Diplomatie, ambiguïté et mensonge :
« C’est normal, c’est le gouvernement, c’est l’autorité dans l’Eglise »
« En 2009 d’une manière surprenante, Benoît XVI décide de, heu, appelons ça annuler l’excommunication. Ce n’est pas ce que nous avions demandé ; nous avions demandé que l’on retire le décret. Je n’ai jamais rien demandé d’autre que de retirer le Décret. Mais dans une lettre du cardinal Castrillon, il savait très très bien ce qu’il faisait. Le cardinal Castrillon m’écrivait ‘’vous demandez qu’on retire le décret et nous allons enlever l’excommunication’’. Donc pour eux, ils ont lancé une excommunication, elle est valide ; pour nous elle n’est pas valide ; donc eux ont levé l’excommunication. Peu importe, disons, je crois que ça ne vaut pas la peine de s’étendre sur ce thème. […] Si eux me disent ‘demandez’, ça veut dire que eux, ils sont prêts à l’enlever. […] De là je concluais déjà à ce moment-là qu’ils n’avaient pas d’arguments ou plus d’arguments pour maintenir cette excommunication. Et donc ce n’est plus une question de doctrine, c’était une question de politique. Un jour ou l’autre, quand ils estimeraient que c’est le moment, ils retireraient, peu importe les termes encore une fois, il y a là beaucoup de diplomatie, de toute façon ils supprimeraient cet événement de l’excommunication. Dans le texte lui-même, ils ont faussé mes paroles. Faut pas s’en offusquer. Il faut bien comprendre que Rome, on peut dire, ne peut pas perdre la face. C’est normal, c’est le gouvernement, c’est l’autorité dans l’Eglise. C’est parfaitement normal et compréhensible qu’ils ont essayé de faire passer ça en tordant un peu la réalité. […] Bon, peu importe. »
L’Eglise officielle est-elle catholique ?
« Leur grand argument a toujours été l’argument d’autorité.
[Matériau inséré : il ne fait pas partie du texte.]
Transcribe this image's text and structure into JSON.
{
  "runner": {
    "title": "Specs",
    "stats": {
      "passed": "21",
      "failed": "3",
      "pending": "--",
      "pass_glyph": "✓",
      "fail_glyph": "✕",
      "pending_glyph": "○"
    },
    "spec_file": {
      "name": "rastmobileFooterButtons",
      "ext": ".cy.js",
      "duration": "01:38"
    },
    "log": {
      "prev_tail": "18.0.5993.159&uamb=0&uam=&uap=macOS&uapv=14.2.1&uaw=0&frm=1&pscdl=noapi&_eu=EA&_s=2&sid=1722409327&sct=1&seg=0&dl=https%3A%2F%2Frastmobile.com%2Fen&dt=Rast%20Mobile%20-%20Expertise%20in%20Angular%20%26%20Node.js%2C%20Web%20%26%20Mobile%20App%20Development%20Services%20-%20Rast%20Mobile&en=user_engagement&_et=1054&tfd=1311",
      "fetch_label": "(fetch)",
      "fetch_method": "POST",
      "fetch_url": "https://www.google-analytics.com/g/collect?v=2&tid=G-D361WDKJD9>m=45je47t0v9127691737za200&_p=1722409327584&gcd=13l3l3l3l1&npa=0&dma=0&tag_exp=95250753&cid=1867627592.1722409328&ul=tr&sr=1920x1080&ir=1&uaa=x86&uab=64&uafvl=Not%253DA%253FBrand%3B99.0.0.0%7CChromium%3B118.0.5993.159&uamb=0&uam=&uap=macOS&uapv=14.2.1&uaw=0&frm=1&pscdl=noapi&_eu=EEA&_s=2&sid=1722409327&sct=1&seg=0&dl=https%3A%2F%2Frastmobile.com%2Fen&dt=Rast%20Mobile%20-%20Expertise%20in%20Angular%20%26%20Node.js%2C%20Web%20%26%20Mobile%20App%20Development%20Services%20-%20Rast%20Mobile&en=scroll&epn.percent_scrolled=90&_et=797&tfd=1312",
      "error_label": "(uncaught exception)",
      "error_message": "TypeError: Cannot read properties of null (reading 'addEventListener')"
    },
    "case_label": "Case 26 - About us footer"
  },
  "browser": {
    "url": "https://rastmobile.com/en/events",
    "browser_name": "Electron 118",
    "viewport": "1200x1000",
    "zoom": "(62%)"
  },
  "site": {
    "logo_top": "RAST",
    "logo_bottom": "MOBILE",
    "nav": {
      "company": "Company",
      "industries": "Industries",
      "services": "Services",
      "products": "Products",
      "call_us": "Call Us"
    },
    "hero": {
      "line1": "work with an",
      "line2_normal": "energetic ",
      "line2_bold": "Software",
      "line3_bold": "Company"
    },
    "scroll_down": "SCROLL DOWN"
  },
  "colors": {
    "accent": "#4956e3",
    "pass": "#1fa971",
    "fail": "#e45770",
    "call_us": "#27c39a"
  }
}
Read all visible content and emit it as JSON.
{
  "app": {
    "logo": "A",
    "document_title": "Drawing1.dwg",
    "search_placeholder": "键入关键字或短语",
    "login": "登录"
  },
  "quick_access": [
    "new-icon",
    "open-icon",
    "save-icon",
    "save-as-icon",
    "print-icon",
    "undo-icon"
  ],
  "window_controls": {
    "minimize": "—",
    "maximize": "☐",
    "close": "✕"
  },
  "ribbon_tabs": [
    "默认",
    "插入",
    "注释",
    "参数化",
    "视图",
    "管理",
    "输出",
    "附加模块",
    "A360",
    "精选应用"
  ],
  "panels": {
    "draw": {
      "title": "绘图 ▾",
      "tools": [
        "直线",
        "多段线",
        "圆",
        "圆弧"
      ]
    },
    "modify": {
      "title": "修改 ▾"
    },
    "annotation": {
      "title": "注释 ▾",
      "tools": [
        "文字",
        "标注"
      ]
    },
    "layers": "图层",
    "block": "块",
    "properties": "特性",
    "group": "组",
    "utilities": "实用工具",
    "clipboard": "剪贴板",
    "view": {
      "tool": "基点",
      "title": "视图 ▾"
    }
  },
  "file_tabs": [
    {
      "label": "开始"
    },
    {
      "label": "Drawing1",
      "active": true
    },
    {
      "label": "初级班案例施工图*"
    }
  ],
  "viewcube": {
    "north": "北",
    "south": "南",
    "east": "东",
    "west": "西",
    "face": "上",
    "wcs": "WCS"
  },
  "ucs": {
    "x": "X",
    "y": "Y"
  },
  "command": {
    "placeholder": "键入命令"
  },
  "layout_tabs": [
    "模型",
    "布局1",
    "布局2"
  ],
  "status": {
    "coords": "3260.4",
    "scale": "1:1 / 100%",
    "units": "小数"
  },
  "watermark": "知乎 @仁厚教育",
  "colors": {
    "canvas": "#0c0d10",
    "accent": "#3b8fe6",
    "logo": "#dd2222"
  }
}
C’est pas si simple que cela. Là on touche la problème centrale et c’est celui-ci : l’Eglise a les promesses de l’assistance du Saint-esprit, c’est l’autorité dans l’Eglise qui forte de cette assistance va dire et déterminer qu’est-ce qui appartient à la foi, qu’est-ce qui appartient au dépôt révélé, qu’est-ce qui appartient à la Tradition. Eh bien c’est vrai, c’est la foi qui nous dit cela, c’est l’autorité, c’est le pape. […] c’est vrai. Mais eux disent, donc nous décidons que le Concile appartient à la Tradition. Et là on dit, excusez nous, mais ‘non’. Eh bien vous savez comment ça a fini les discussions, eux nous ont dit vous êtes protestants […] parce que la norme prochaine de la foi c’est le magistère actuel, et ça c’est de nouveau vrai. Ce n’est pas sans raison que l’on ne vous livre pas les textes comme ça. C’est des disputes de hauts niveaux, extrêmement délicates. On a bien l’intention de vous donner les fruits des discussions, mais pas simplement comme ça. Parce que ça peut être des fois troublants. Nous leur avons répondu ‘’vous êtes modernistes parce que vous prétendez que la vérité peut changer or la vérité ne change pas’’. Ça ne sert à rien de parler du magistère d’hier ou d’aujourd’hui ; quand l’Eglise a parlé hier c’est valable aujourd’hui. […] »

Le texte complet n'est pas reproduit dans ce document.